Thursday, December 21, 2023

Supply and Demand Curves with the "Wrong" Slope

"Personal Increasing Returns" is a way to describe goods for which consumers can purchase access to a lower price.  An important instance is human capital, where consumers reduce the leisure-opportunity cost of consumption by investing in skills.  Another is consumer financial management, which Sala-i-Martin and I studied in this JPE paper about purchasing access to cheaper future consumption.  The demand for illegal drugs can also be understood in this way.  


It's one model with various variable labels.  A marginal cost curve sloping the "wrong" way unifies the applications.  My purpose here is to compare and contrast this and other non-trivial instances of wrong-sloping supply and demand curves.


The “supply” curves shown in Figures 2 and 5 of "Personal Increasing Returns" are closely related to what price theory has traditionally described as “forward-falling supply curves.”  Examples are Marshall [Book IV, Chapter XIII] and Adams and Wheeler [1952], although they focus on diminishing marginal cost at the industry level rather than the personal level.[1]  Either way, sufficiently strong complementarities are required. 


[click image to see side-by-side]


Although "Personal Increasing Returns" assumes constant input prices, including the relative price of human capital h, upward-sloping input supply could introduce upward-sloping elements in Figures 2 and 4.  This occurs at quantities where the complementarity between h and q (e.g., human capital and labor supply) is insufficient to offset increasing input prices.  Still, such supply curves are known as forward falling as long as they have a declining portion.  Each quantity has a unique marginal cost, even if each marginal cost does not correspond to a unique quantity.


While Marshall’s formulation with firm-level supply that is a function of industry output may produce a forward-falling industry supply curve, the complementarity could be on the demand side instead.  Becker [1991] posits that a consumer’s demand curve may be shifted out by market-level demand, particularly in markets for “social activities in which people consumer a product or service together and partly in public.”  As a result, the market level demand curve slopes up in the price ranges where the complementarity is sufficiently strong.  In that range, an increase dQ in the market quantity shifts the sum of individual demands even more than dQ due to the social interaction, so price must increase to choke off that additional demand (that is, limit the increase in the sum of demands to dQ).  Still, each quantity on the market-level curve corresponds to a unique price, even though a single price may not correspond to a unique quantity.
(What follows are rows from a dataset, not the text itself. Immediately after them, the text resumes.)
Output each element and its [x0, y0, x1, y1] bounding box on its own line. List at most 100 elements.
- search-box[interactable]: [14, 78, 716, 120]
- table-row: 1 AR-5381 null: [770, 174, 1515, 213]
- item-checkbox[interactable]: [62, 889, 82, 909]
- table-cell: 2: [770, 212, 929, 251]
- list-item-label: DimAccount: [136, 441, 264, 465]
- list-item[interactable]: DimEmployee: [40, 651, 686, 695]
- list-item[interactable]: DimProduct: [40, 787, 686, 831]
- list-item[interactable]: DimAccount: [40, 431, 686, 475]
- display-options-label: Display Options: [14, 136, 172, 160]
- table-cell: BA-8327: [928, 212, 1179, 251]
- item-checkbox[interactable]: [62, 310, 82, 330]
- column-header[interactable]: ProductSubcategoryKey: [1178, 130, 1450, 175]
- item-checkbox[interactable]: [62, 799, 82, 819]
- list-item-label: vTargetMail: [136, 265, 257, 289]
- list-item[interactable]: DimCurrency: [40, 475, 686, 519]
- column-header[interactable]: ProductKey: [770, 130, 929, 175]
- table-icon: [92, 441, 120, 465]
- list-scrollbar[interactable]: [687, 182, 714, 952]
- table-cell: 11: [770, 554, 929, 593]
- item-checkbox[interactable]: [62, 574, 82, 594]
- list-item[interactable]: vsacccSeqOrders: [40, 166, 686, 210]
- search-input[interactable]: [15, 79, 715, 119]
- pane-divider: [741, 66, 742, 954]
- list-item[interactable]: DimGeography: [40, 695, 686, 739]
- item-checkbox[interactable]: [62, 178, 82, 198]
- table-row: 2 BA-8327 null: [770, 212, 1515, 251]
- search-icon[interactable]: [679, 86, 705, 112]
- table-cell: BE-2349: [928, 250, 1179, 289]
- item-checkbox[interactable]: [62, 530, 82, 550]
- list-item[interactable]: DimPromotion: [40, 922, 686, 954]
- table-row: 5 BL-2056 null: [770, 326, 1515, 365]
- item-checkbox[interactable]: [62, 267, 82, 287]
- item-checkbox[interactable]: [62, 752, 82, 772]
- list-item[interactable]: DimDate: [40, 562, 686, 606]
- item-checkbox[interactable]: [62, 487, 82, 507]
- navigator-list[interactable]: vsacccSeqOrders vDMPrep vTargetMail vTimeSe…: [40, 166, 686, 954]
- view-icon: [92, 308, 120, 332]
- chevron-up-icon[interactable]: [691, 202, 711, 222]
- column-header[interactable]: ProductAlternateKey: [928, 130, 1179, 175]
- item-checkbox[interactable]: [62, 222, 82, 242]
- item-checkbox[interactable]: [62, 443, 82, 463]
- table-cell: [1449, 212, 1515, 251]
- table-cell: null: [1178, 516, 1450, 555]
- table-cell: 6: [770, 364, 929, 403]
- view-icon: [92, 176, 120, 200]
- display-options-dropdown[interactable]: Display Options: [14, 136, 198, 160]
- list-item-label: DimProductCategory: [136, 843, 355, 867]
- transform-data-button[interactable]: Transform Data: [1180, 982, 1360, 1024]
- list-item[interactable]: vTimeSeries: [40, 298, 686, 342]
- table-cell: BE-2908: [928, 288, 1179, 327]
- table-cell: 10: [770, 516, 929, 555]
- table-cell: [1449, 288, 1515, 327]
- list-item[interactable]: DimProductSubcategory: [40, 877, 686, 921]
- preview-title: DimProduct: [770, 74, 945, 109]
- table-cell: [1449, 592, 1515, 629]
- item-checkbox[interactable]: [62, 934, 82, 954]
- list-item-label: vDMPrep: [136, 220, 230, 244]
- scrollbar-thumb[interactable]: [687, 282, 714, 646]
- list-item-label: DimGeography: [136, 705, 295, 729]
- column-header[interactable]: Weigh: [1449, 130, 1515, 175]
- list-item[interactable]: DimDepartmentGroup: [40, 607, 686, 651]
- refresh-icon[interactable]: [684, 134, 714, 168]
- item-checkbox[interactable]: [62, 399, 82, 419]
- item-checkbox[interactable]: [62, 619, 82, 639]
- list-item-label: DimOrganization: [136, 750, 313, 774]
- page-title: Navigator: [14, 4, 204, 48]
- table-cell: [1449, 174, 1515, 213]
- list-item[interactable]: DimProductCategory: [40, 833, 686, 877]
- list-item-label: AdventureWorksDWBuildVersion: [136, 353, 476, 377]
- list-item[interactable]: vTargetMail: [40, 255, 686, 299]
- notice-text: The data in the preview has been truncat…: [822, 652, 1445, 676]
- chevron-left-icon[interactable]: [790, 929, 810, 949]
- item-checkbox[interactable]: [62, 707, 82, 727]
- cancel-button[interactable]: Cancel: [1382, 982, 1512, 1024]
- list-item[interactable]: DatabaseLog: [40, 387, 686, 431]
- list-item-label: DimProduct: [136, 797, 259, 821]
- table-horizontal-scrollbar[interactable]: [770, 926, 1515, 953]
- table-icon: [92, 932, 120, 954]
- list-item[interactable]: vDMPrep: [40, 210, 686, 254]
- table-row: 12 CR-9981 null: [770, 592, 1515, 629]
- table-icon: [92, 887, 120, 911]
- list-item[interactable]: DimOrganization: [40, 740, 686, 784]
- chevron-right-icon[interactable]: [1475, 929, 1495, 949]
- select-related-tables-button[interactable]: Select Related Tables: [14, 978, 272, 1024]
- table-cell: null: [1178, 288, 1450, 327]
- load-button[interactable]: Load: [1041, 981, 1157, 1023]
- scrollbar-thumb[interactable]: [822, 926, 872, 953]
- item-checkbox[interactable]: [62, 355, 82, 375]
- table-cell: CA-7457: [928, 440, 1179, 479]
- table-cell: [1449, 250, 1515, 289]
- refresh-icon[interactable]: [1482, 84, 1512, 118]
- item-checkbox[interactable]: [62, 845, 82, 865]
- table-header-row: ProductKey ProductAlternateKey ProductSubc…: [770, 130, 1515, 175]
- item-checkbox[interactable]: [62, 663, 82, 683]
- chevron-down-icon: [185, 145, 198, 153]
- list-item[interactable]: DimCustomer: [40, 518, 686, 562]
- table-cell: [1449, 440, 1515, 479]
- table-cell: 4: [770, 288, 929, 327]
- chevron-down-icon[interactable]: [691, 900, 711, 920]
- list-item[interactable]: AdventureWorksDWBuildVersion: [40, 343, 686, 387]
The snob-good model is the opposite of Becker’s social interactions in that some of the consumers value the good more when others are not consuming it.  The resulting demand curve may have a backward S shape, with only the elite consuming at the highest prices.  As the price falls enough to induce the general population to consume, enough elites may leave the market to reduce total demand, thereby generating the middle part of the S.  Once enough elite are gone from the market, further price reductions increase market demand.[2]  Unlike Becker’s demand curve, the snob demand model can have multiple market prices corresponding to a single quantity.


The economics of “backward bending” supply curves and the demand for Giffen goods is entirely different.  In those cases, the usual substitution effects on supply or demand are more than offset by income effects.  For the backward-bending supply curve, the supplier’s alternative to production is consumption of a normal good; the classic example is the supply of labor.  A Giffen good has income and substitution effects in opposite directions because it is an inferior good.



[1] Stigler [1949, p. 165] is reluctant to discuss much about forward-falling supply without sufficient demonstration of its importance in practice.  Respecting that principle, "Personal Increasing Returns" points to education decisions, vehicle choice, drugs and alcohol pricing, and other situations where consumer action can significantly affect a price they pay.  Boulding [1955] refers to “falling supply price.”

[2] See also the Veblen [1899] model, algebraic versions of which can be found in Leibenstein [1950]. 


Adams, Robert W. and Wheeler, John T. (1952). "External Economies and the Falling Supply Curve." The Review of Economic Studies 20(1): 24-39.


Becker, Gary S. 1991. "A Note on Restaurant Pricing and Other Examples of Social Influences on Price." Journal of Political Economy 99(5): 1109-16.


Boulding, Kenneth E. 1955. Economic Analysis. New York: Harper & Row.


Leibenstein, H. 1950. "Bandwagon, Snob, and Veblen Effects in the Theory of Consumers' Demand." The Quarterly Journal of Economics 64(2): 183–207.


Marshall, Alfred. 1890. Principles of Economics. London: Macmillan


Stigler, George J. 1949. The Theory of Price. Macmillan.


Veblen, Thorstein. 1899. The Theory of the Leisure Class. New York, NY: Macmillan.